The Economic Times , Thursday, February 06, 2014
Correspondent : Kounteya Sinha
LONDON: Arctic winters may have got shorter by a month. Arctic lakes have been found to be freezing up later in the year and thawing earlier, creating a winter ice season about 24 days shorter than it was in 1950.

Satellite imagery has also confirmed that climate change has dramatically affected the thickness of lake ice at the coldest point in the season: In 2011, Arctic lake ice was up to 38 centimeters thinner than it was in 1950.

The study of more than 400 lakes of the North Slope of Alaska is the first time researchers have been able to document the magnitude of lake-ice changes in the region over such a long period of time.

The research team used satellite radar imagery from the European Space Agency to determine that 62% of the lakes in the region froze to the bottom in 1992. By 2011, only 26% of lakes froze down to the bed, or bottom of the lake.

Overall, there was a 22% reduction in what the researchers call "grounded ice" from 1992 to 2011.

Twenty years of satellite radar imagery say that changes in air temperature and winter precipitation over the last five decades have affected the timing, duration and thickness of the ice cover on lakes in the Arctic.

In this region, warmer climate conditions result in thinner ice cover on shallow lakes and, consequently, a smaller fraction of lakes freezing all the way through during winter months.

"We've found that the thickness of the ice has decreased tremendously in response to climate warming in the region," said lead author Cristina Surdu from the University of Waterloo. "When we saw the actual numbers we were shocked at how dramatic the change has been.

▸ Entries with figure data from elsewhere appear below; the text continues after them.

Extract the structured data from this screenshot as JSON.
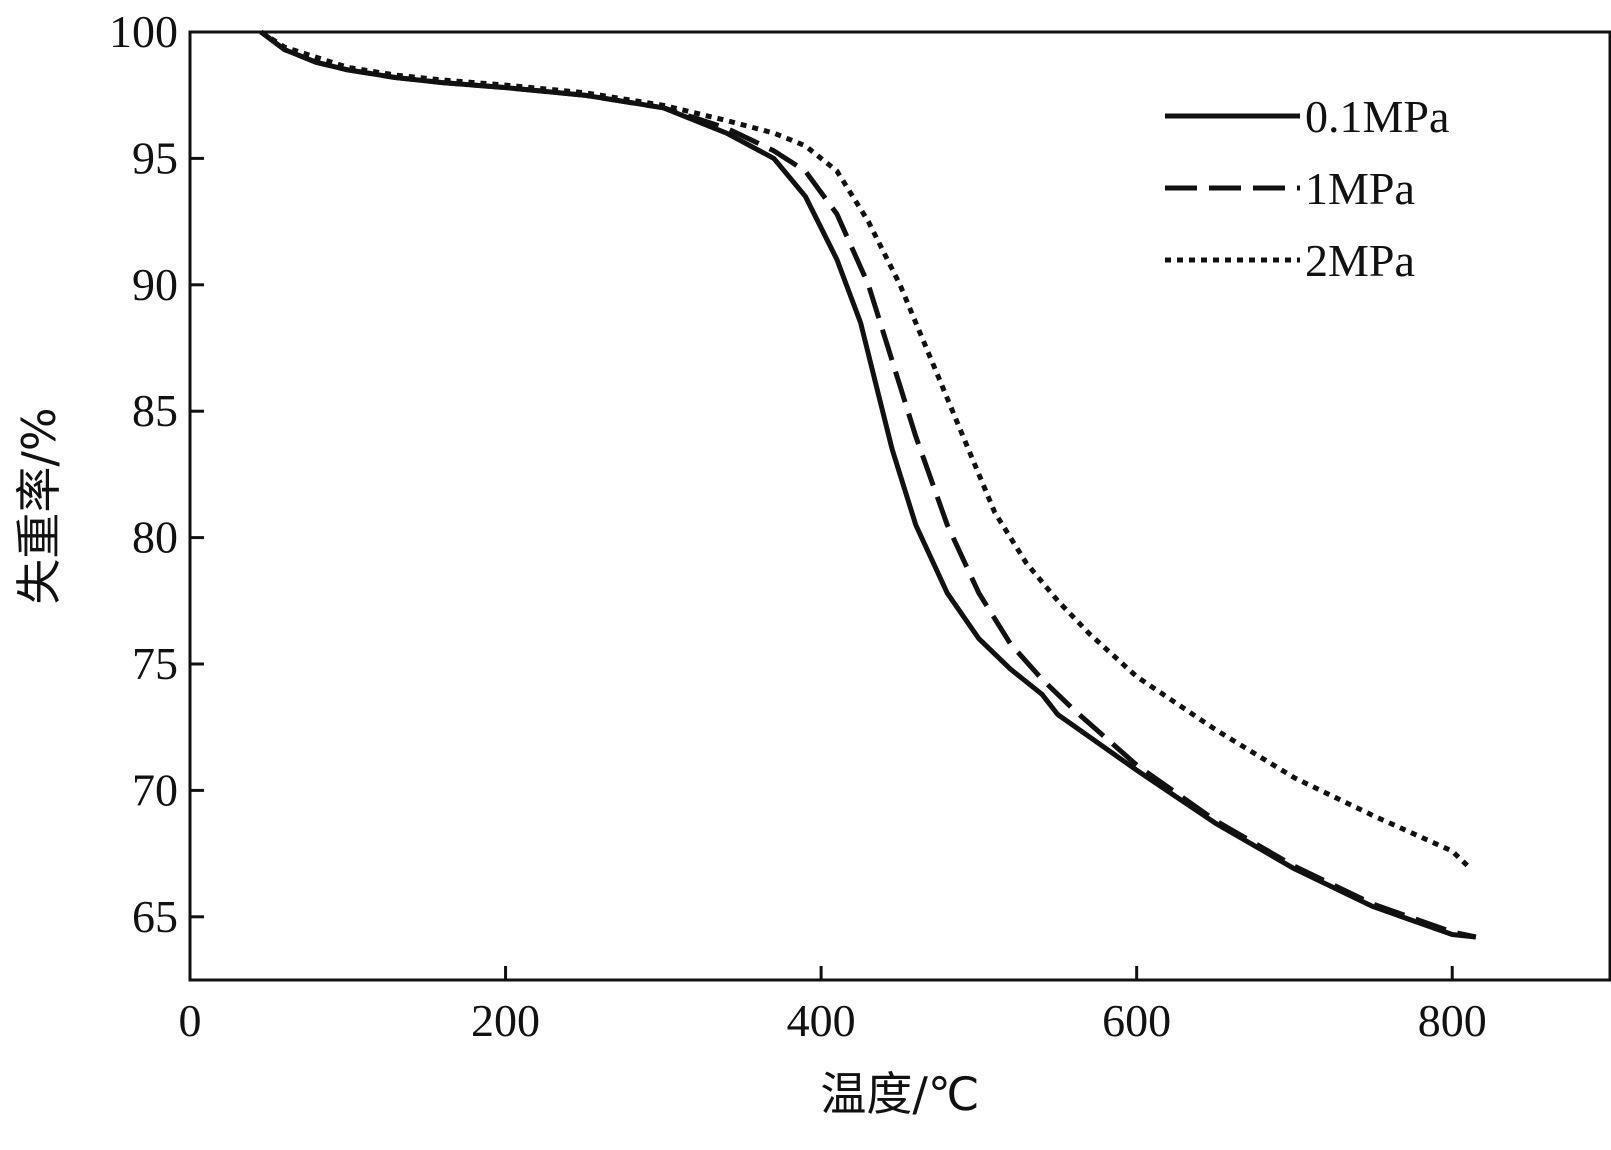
{
  "chart_data": {
    "type": "line",
    "title": "",
    "xlabel": "温度/℃",
    "ylabel": "失重率/%",
    "xlim": [
      0,
      900
    ],
    "ylim": [
      62.5,
      100
    ],
    "xticks": [
      0,
      200,
      400,
      600,
      800
    ],
    "yticks": [
      65,
      70,
      75,
      80,
      85,
      90,
      95,
      100
    ],
    "xtick_labels": [
      "0",
      "200",
      "400",
      "600",
      "800"
    ],
    "ytick_labels": [
      "65",
      "70",
      "75",
      "80",
      "85",
      "90",
      "95",
      "100"
    ],
    "legend_position": "top-right",
    "grid": false,
    "series": [
      {
        "name": "0.1MPa",
        "style": "solid",
        "color": "#111111",
        "x": [
          45,
          60,
          80,
          100,
          130,
          160,
          200,
          250,
          300,
          340,
          370,
          390,
          410,
          425,
          435,
          445,
          460,
          480,
          500,
          520,
          540,
          550,
          600,
          650,
          700,
          750,
          800,
          815
        ],
        "y": [
          100,
          99.3,
          98.8,
          98.5,
          98.2,
          98.0,
          97.8,
          97.5,
          97.0,
          96.0,
          95.0,
          93.5,
          91.0,
          88.5,
          86.0,
          83.5,
          80.5,
          77.8,
          76.0,
          74.8,
          73.8,
          73.0,
          70.8,
          68.7,
          66.9,
          65.4,
          64.3,
          64.2
        ]
      },
      {
        "name": "1MPa",
        "style": "dashed",
        "color": "#111111",
        "x": [
          45,
          60,
          80,
          100,
          130,
          160,
          200,
          250,
          300,
          340,
          370,
          390,
          410,
          430,
          445,
          460,
          480,
          500,
          520,
          540,
          560,
          600,
          650,
          700,
          750,
          800,
          815
        ],
        "y": [
          100,
          99.3,
          98.8,
          98.5,
          98.2,
          98.0,
          97.8,
          97.5,
          97.0,
          96.2,
          95.3,
          94.5,
          92.8,
          90.0,
          87.0,
          84.0,
          80.5,
          77.8,
          75.8,
          74.4,
          73.2,
          71.0,
          68.8,
          67.0,
          65.5,
          64.4,
          64.2
        ]
      },
      {
        "name": "2MPa",
        "style": "dotted",
        "color": "#111111",
        "x": [
          45,
          60,
          80,
          100,
          130,
          160,
          200,
          250,
          300,
          340,
          370,
          390,
          410,
          430,
          450,
          470,
          490,
          510,
          530,
          550,
          570,
          600,
          650,
          700,
          750,
          800,
          810
        ],
        "y": [
          100,
          99.4,
          99.0,
          98.6,
          98.3,
          98.1,
          97.9,
          97.6,
          97.1,
          96.5,
          96.0,
          95.5,
          94.5,
          92.5,
          90.0,
          87.0,
          84.0,
          81.0,
          79.0,
          77.5,
          76.2,
          74.5,
          72.4,
          70.5,
          69.0,
          67.6,
          67.0
        ]
      }
    ]
  }
}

It's basically more than a foot of ice by the end of winter".

Researchers were able to tell the difference between a fully frozen lake and one that had not completely frozen to the bottom, because satellite radar signals behave very differently, depending on presence or absence of water underneath the ice.

Radar signals are absorbed into the sediment under the lake when it is frozen to the bottom. However, when there is water under the ice with bubbles, the beam bounces back strongly towards the radar system. Therefore, lakes that are completely frozen show up on satellite images as very dark while those that are not frozen to the lake bed are bright.